What I’ve noticed in recent weeks is this: my live concert experience is frequently subject to the feelings I bring to the concert hall. Sometimes the music will transport me. Sometimes I’ll leave the venue trying to recall exactly what it was I was concerned about before I went in.

Other times I’ll hear the orchestra tune up, applaud the conductor’s arrival on stage and find myself screwing my nose up. If it continues past five minutes into the performance I’ll almost certainly be lost. I’ll obsess about nothing else but the things running through my mind the moments before that all important announcement we hear in the auditorium. This I consider to be a failing on my part to stop obsessing about otherwise insignificant things. It is no way a judgement on anything going on or not going on on-stage.

So it was during the Lizst Les Preludes played by West Eastern Divan Orchestra and nearly all the way through the Prelude from Tristan und Isolde with it’s agonisingly beautiful and academically challenging opening chord.

Memories come flooding back of the hours I spent during my A-Level music studies,preparing for the question I knew would come up in the exam I knew I wouldn’t be able to answer. Just what was the cast-iron correct analytical answer as to the make-up of that opening chord. And, if I couldn’t work it out and remember the answer before the final exam, would I be able to wing it sufficiently without the examiner seeing nothing but hastily scribbled panic-stricken doodles on my answer paper instead?

When I wasn’t thinking about that I was replaying the brief conversation I’d started up with someone I’d spied edging their way closer to the front of the arena. I should be more laid back about this.
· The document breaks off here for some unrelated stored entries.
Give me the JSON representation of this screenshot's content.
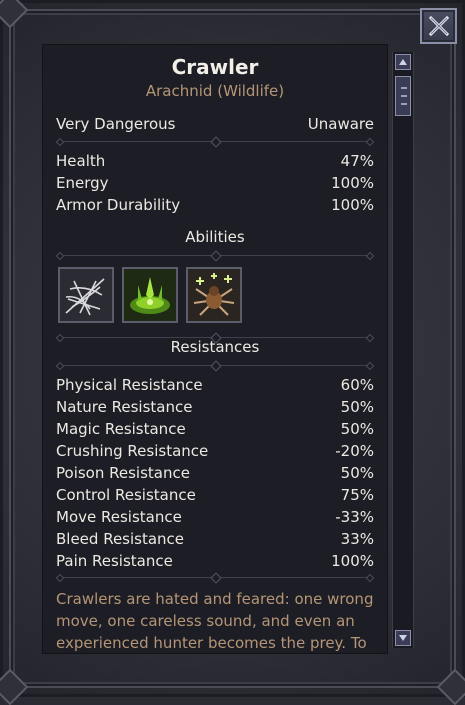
{
  "creature": {
    "name": "Crawler",
    "type": "Arachnid (Wildlife)",
    "danger": "Very Dangerous",
    "awareness": "Unaware"
  },
  "vitals": [
    {
      "label": "Health",
      "value": "47%"
    },
    {
      "label": "Energy",
      "value": "100%"
    },
    {
      "label": "Armor Durability",
      "value": "100%"
    }
  ],
  "abilities": {
    "heading": "Abilities",
    "items": [
      {
        "icon": "web-icon"
      },
      {
        "icon": "poison-pool-icon"
      },
      {
        "icon": "spider-spawn-icon"
      }
    ]
  },
  "resistances": {
    "heading": "Resistances",
    "items": [
      {
        "label": "Physical Resistance",
        "value": "60%"
      },
      {
        "label": "Nature Resistance",
        "value": "50%"
      },
      {
        "label": "Magic Resistance",
        "value": "50%"
      },
      {
        "label": "Crushing Resistance",
        "value": "-20%"
      },
      {
        "label": "Poison Resistance",
        "value": "50%"
      },
      {
        "label": "Control Resistance",
        "value": "75%"
      },
      {
        "label": "Move Resistance",
        "value": "-33%"
      },
      {
        "label": "Bleed Resistance",
        "value": "33%"
      },
      {
        "label": "Pain Resistance",
        "value": "100%"
      }
    ]
  },
  "description": {
    "line1": "Crawlers are hated and feared: one wrong",
    "line2": "move, one careless sound, and even an",
    "line3": "experienced hunter becomes the prey. To"
  },
  "colors": {
    "accent_brown": "#b59576",
    "panel_bg": "#1d1e25",
    "frame_bg": "#2c2d35",
    "button_border": "#8a8ea6"
  }
}
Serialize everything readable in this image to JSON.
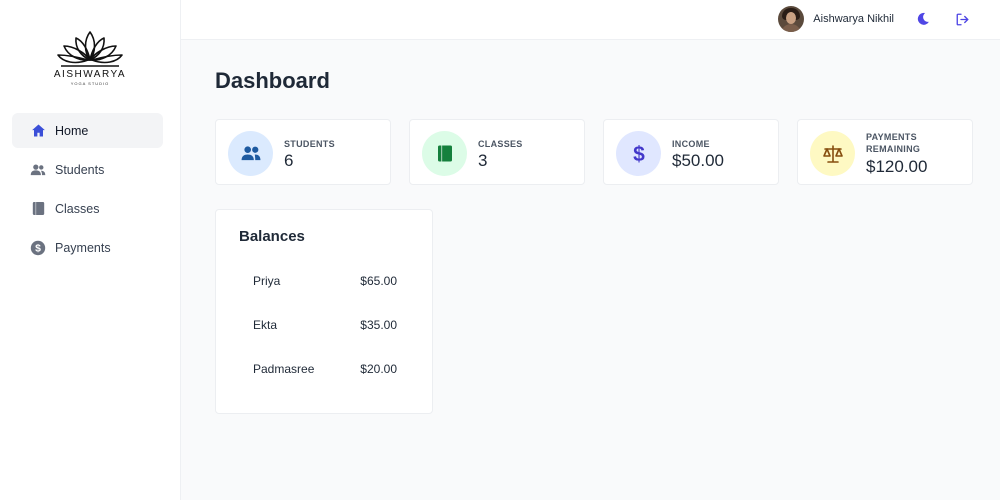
{
  "brand": {
    "name": "AISHWARYA",
    "subtitle": "YOGA STUDIO"
  },
  "sidebar": {
    "items": [
      {
        "label": "Home",
        "icon": "home-icon",
        "active": true
      },
      {
        "label": "Students",
        "icon": "users-icon"
      },
      {
        "label": "Classes",
        "icon": "book-icon"
      },
      {
        "label": "Payments",
        "icon": "dollar-circle-icon"
      }
    ]
  },
  "header": {
    "user_name": "Aishwarya Nikhil",
    "theme_icon": "moon-icon",
    "logout_icon": "logout-icon"
  },
  "main": {
    "title": "Dashboard"
  },
  "stats": [
    {
      "label": "STUDENTS",
      "value": "6",
      "icon": "users-icon",
      "bg": "#dbeafe",
      "fg": "#1e5aa0"
    },
    {
      "label": "CLASSES",
      "value": "3",
      "icon": "book-icon",
      "bg": "#dcfce7",
      "fg": "#15803d"
    },
    {
      "label": "INCOME",
      "value": "$50.00",
      "icon": "dollar-icon",
      "bg": "#e0e7ff",
      "fg": "#4338ca"
    },
    {
      "label": "PAYMENTS REMAINING",
      "value": "$120.00",
      "icon": "scale-icon",
      "bg": "#fef9c3",
      "fg": "#854d0e"
    }
  ],
  "balances": {
    "title": "Balances",
    "rows": [
      {
        "name": "Priya",
        "amount": "$65.00"
      },
      {
        "name": "Ekta",
        "amount": "$35.00"
      },
      {
        "name": "Padmasree",
        "amount": "$20.00"
      }
    ]
  },
  "colors": {
    "accent": "#4f46e5",
    "home_icon": "#3b4fd8",
    "nav_icon": "#6b7280"
  }
}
I should be considerably less territorial about this especially given the political problems the membership of the orchestra transcend.

Yet, hemmed into the arena on another capacity night I found it difficult not to say “I’m sorry, I’m being terribly charming about this, but you are pushing in and that really isn’t on.”
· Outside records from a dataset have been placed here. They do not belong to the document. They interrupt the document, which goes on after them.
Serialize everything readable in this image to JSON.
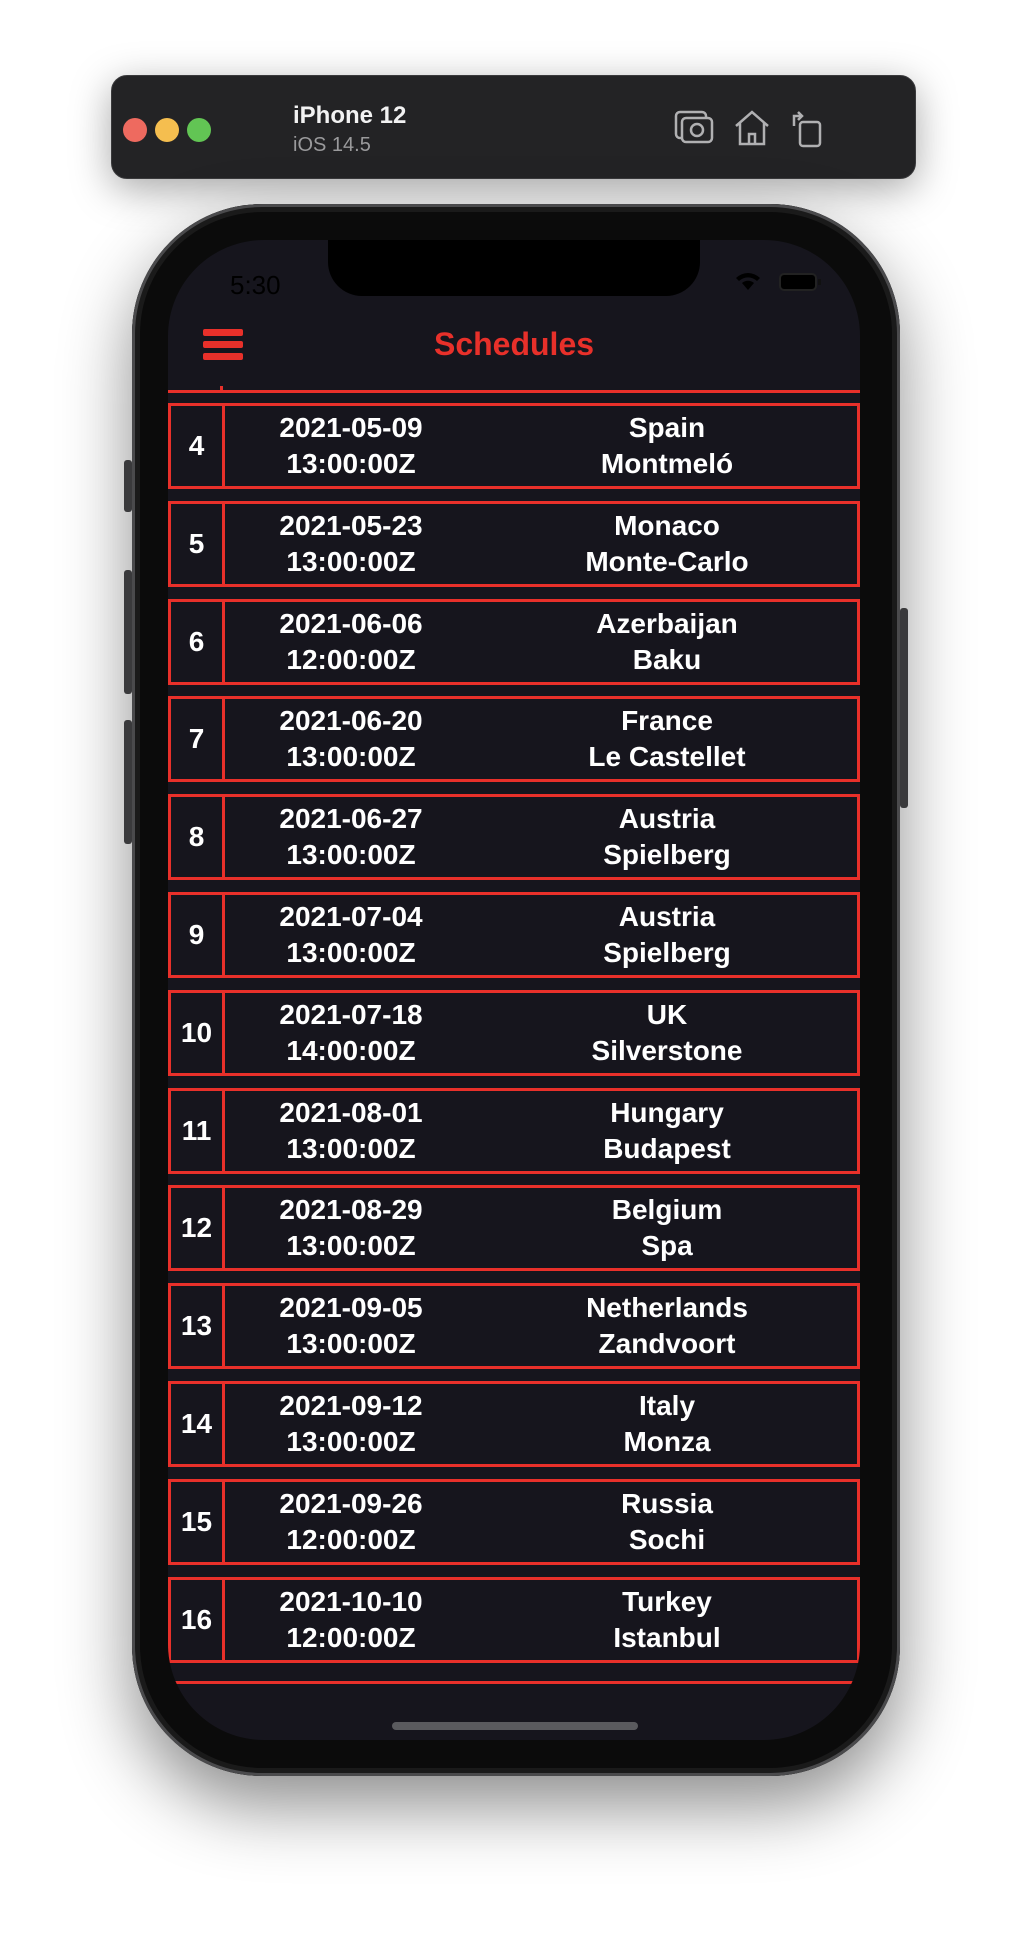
{
  "simulator": {
    "device": "iPhone 12",
    "os": "iOS 14.5",
    "buttons": [
      "camera-icon",
      "home-icon",
      "rotate-icon"
    ]
  },
  "status_bar": {
    "time": "5:30"
  },
  "nav": {
    "title": "Schedules",
    "menu_icon": "hamburger-icon"
  },
  "colors": {
    "accent": "#e8302a",
    "background": "#16151d"
  },
  "races": [
    {
      "round": "4",
      "date": "2021-05-09",
      "time": "13:00:00Z",
      "country": "Spain",
      "locality": "Montmeló"
    },
    {
      "round": "5",
      "date": "2021-05-23",
      "time": "13:00:00Z",
      "country": "Monaco",
      "locality": "Monte-Carlo"
    },
    {
      "round": "6",
      "date": "2021-06-06",
      "time": "12:00:00Z",
      "country": "Azerbaijan",
      "locality": "Baku"
    },
    {
      "round": "7",
      "date": "2021-06-20",
      "time": "13:00:00Z",
      "country": "France",
      "locality": "Le Castellet"
    },
    {
      "round": "8",
      "date": "2021-06-27",
      "time": "13:00:00Z",
      "country": "Austria",
      "locality": "Spielberg"
    },
    {
      "round": "9",
      "date": "2021-07-04",
      "time": "13:00:00Z",
      "country": "Austria",
      "locality": "Spielberg"
    },
    {
      "round": "10",
      "date": "2021-07-18",
      "time": "14:00:00Z",
      "country": "UK",
      "locality": "Silverstone"
    },
    {
      "round": "11",
      "date": "2021-08-01",
      "time": "13:00:00Z",
      "country": "Hungary",
      "locality": "Budapest"
    },
    {
      "round": "12",
      "date": "2021-08-29",
      "time": "13:00:00Z",
      "country": "Belgium",
      "locality": "Spa"
    },
    {
      "round": "13",
      "date": "2021-09-05",
      "time": "13:00:00Z",
      "country": "Netherlands",
      "locality": "Zandvoort"
    },
    {
      "round": "14",
      "date": "2021-09-12",
      "time": "13:00:00Z",
      "country": "Italy",
      "locality": "Monza"
    },
    {
      "round": "15",
      "date": "2021-09-26",
      "time": "12:00:00Z",
      "country": "Russia",
      "locality": "Sochi"
    },
    {
      "round": "16",
      "date": "2021-10-10",
      "time": "12:00:00Z",
      "country": "Turkey",
      "locality": "Istanbul"
    }
  ]
}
The response wasn’t as accommodating as I would have hoped although it was eventually followed up with a “I’ll stand behind you, then.” And whilst many would justifiably say ‘you got what you wanted so stand there and shutup Jon’, I did rather end up rather regretting even making the request in the first place. People who know me well know better than anyone that if I come to the arena having copped the needle I do find it rather difficult to uncop it, so to speak.
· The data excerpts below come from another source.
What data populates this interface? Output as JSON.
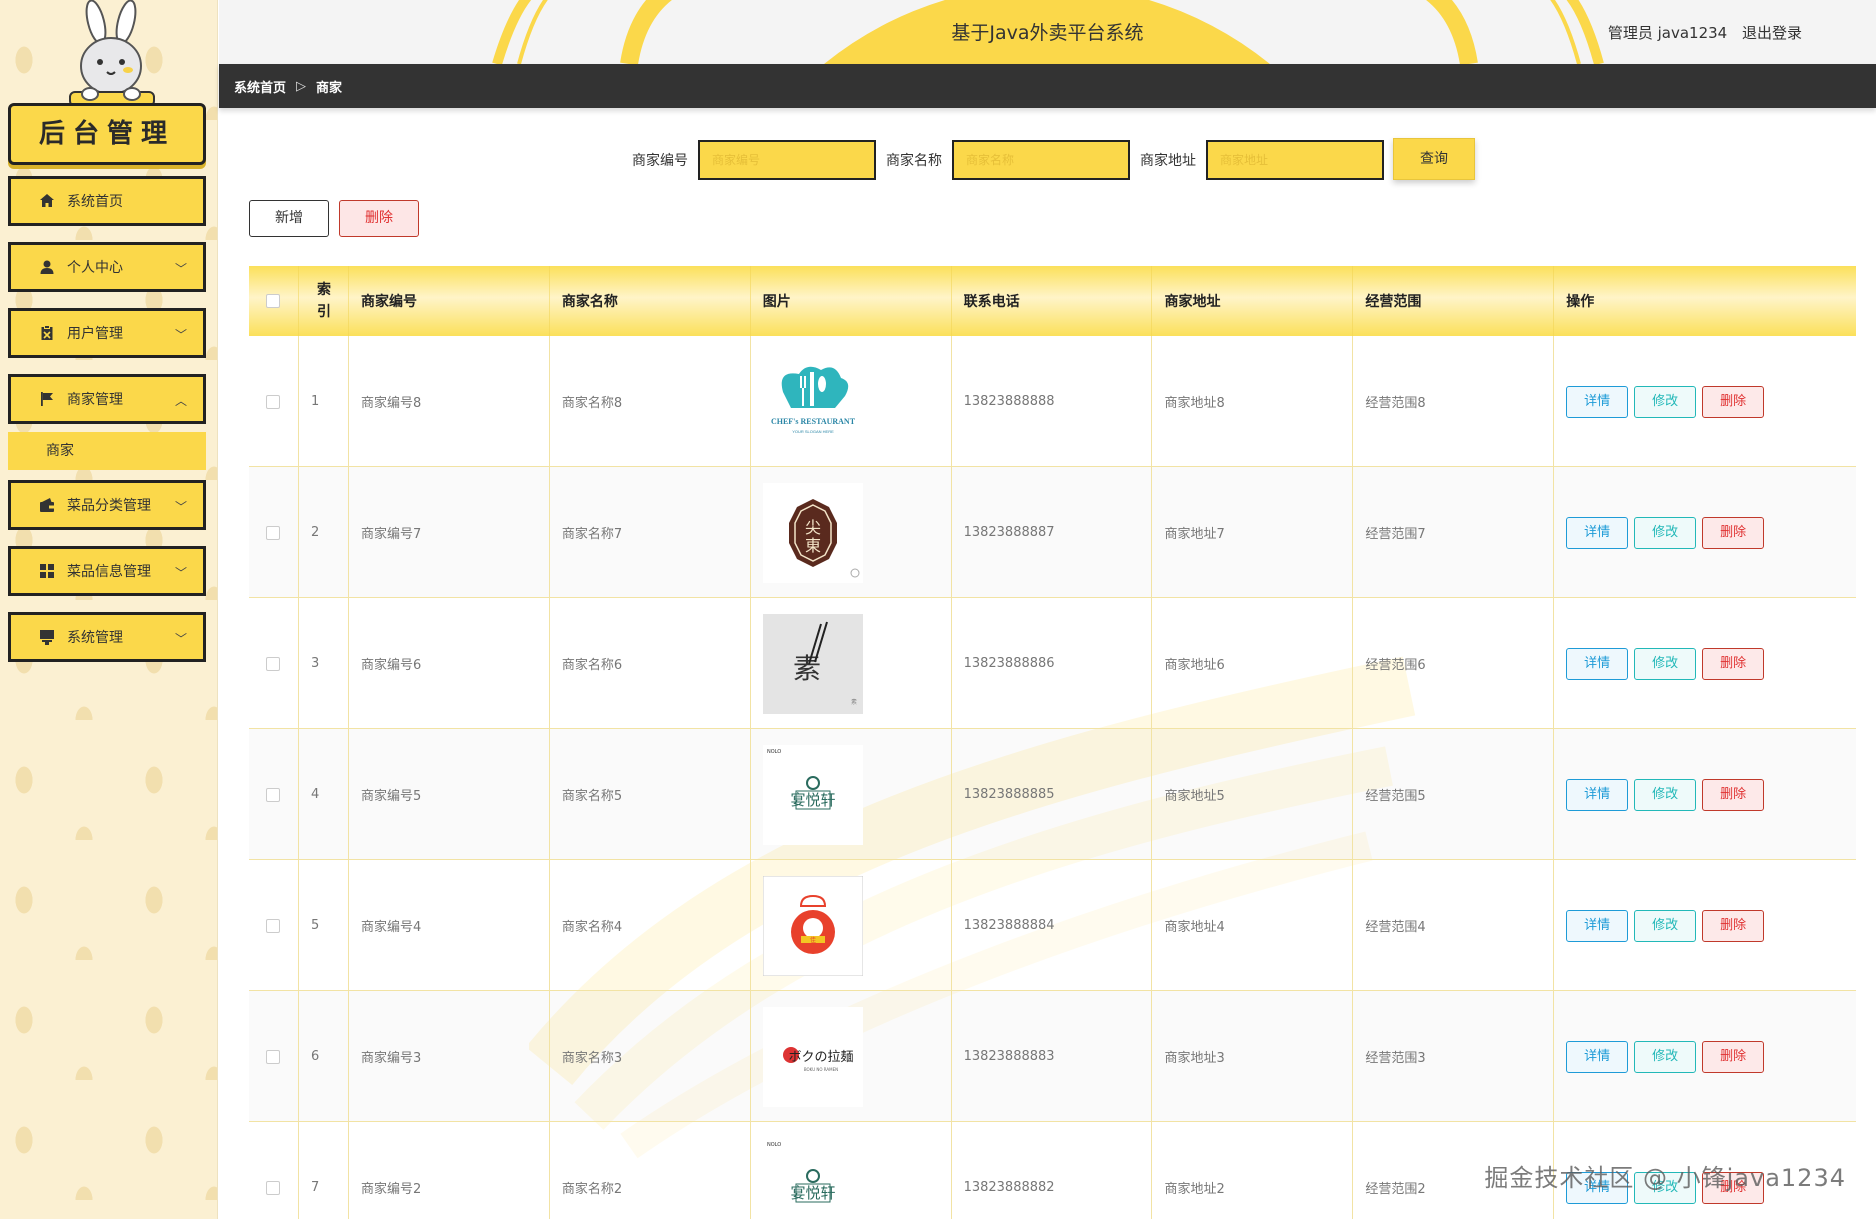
{
  "sidebar": {
    "brand": "后台管理",
    "menu": [
      {
        "label": "系统首页",
        "icon": "home-icon",
        "chevron": ""
      },
      {
        "label": "个人中心",
        "icon": "user-icon",
        "chevron": "﹀"
      },
      {
        "label": "用户管理",
        "icon": "clipboard-icon",
        "chevron": "﹀"
      },
      {
        "label": "商家管理",
        "icon": "flag-icon",
        "chevron": "︿"
      },
      {
        "label": "菜品分类管理",
        "icon": "wallet-icon",
        "chevron": "﹀"
      },
      {
        "label": "菜品信息管理",
        "icon": "grid-icon",
        "chevron": "﹀"
      },
      {
        "label": "系统管理",
        "icon": "system-icon",
        "chevron": "﹀"
      }
    ],
    "submenu_active": "商家"
  },
  "header": {
    "title": "基于Java外卖平台系统",
    "user": "管理员 java1234",
    "logout": "退出登录"
  },
  "breadcrumb": {
    "home": "系统首页",
    "separator": "▷",
    "current": "商家"
  },
  "search": {
    "code_label": "商家编号",
    "code_placeholder": "商家编号",
    "name_label": "商家名称",
    "name_placeholder": "商家名称",
    "addr_label": "商家地址",
    "addr_placeholder": "商家地址",
    "query_btn": "查询"
  },
  "actions": {
    "add": "新增",
    "delete": "删除"
  },
  "table": {
    "headers": {
      "index": "索引",
      "code": "商家编号",
      "name": "商家名称",
      "image": "图片",
      "phone": "联系电话",
      "addr": "商家地址",
      "scope": "经营范围",
      "ops": "操作"
    },
    "op_labels": {
      "detail": "详情",
      "edit": "修改",
      "delete": "删除"
    },
    "rows": [
      {
        "index": "1",
        "code": "商家编号8",
        "name": "商家名称8",
        "phone": "13823888888",
        "addr": "商家地址8",
        "scope": "经营范围8",
        "logo": "Chef's Restaurant"
      },
      {
        "index": "2",
        "code": "商家编号7",
        "name": "商家名称7",
        "phone": "13823888887",
        "addr": "商家地址7",
        "scope": "经营范围7",
        "logo": "尖东"
      },
      {
        "index": "3",
        "code": "商家编号6",
        "name": "商家名称6",
        "phone": "13823888886",
        "addr": "商家地址6",
        "scope": "经营范围6",
        "logo": "素"
      },
      {
        "index": "4",
        "code": "商家编号5",
        "name": "商家名称5",
        "phone": "13823888885",
        "addr": "商家地址5",
        "scope": "经营范围5",
        "logo": "宴悦轩"
      },
      {
        "index": "5",
        "code": "商家编号4",
        "name": "商家名称4",
        "phone": "13823888884",
        "addr": "商家地址4",
        "scope": "经营范围4",
        "logo": "chef-logo"
      },
      {
        "index": "6",
        "code": "商家编号3",
        "name": "商家名称3",
        "phone": "13823888883",
        "addr": "商家地址3",
        "scope": "经营范围3",
        "logo": "ボクの拉麺"
      },
      {
        "index": "7",
        "code": "商家编号2",
        "name": "商家名称2",
        "phone": "13823888882",
        "addr": "商家地址2",
        "scope": "经营范围2",
        "logo": "宴悦轩"
      }
    ]
  },
  "watermark": "掘金技术社区 @ 小锋java1234",
  "colors": {
    "accent": "#fbd84a",
    "dark": "#333333",
    "detail": "#1e9bd7",
    "edit": "#22b8b8",
    "danger": "#e03030"
  }
}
So I found myself in the arena in the interval noting how I hadn’t enjoyed myself .. again… and how I really need to shake the fug I’ve found myself suffering from repeatedly. If I don’t risk letting the feeling I fear I’m falling out of love with a season take hold. And if that happens I’m not only going to find myself feeling like I’ve done when I’m faced with having to finish a relationship but in so doing I’m overlooking the efforts of numerous performers who grace the Royal Albert Hall platform.

Maybe it’s just better if I listen on the radio. At least that way I’ll get to the end of a concert. I won’t upset anyone and no-one will upset me. Business can be pleasure all rolled into one. I might even stand a chance of doing what tonight’s soon-to-be-defunct London Paper horoscope suggested might be a good idea.

  1. This entry reminds me strangely of the time I fell completely out of love with climbing, after a season getting scared and out of my depth in a hot and crowded Switzerland.

    I left the mountains alone for a bit, but went back to them with renewed passion the following year after a fantastic snowy spring week in Scotland with a few close friends. Sometimes you just need to recharge your mojo.

  2. It’s an interesting thought Chris… I can’t help thinking (perhaps unreasonably) that in needing to recharge my mojo I have rather failed in letting it run out of juice ..

  3. Andy permalink

    I was at the same concert, my first time at the Proms and in the arena. I utterly hated the the arena. I felt hemmed in and some of the people in the arena were incredibly rude in terms of pushing in and general attitude. For me personally, the arena didn’t allow me to have any personal space. Without that, I found it impossible to connect with the music. The first half was fabulous musically but the experience as a whole wasn’t one I can say I enjoyed as I should.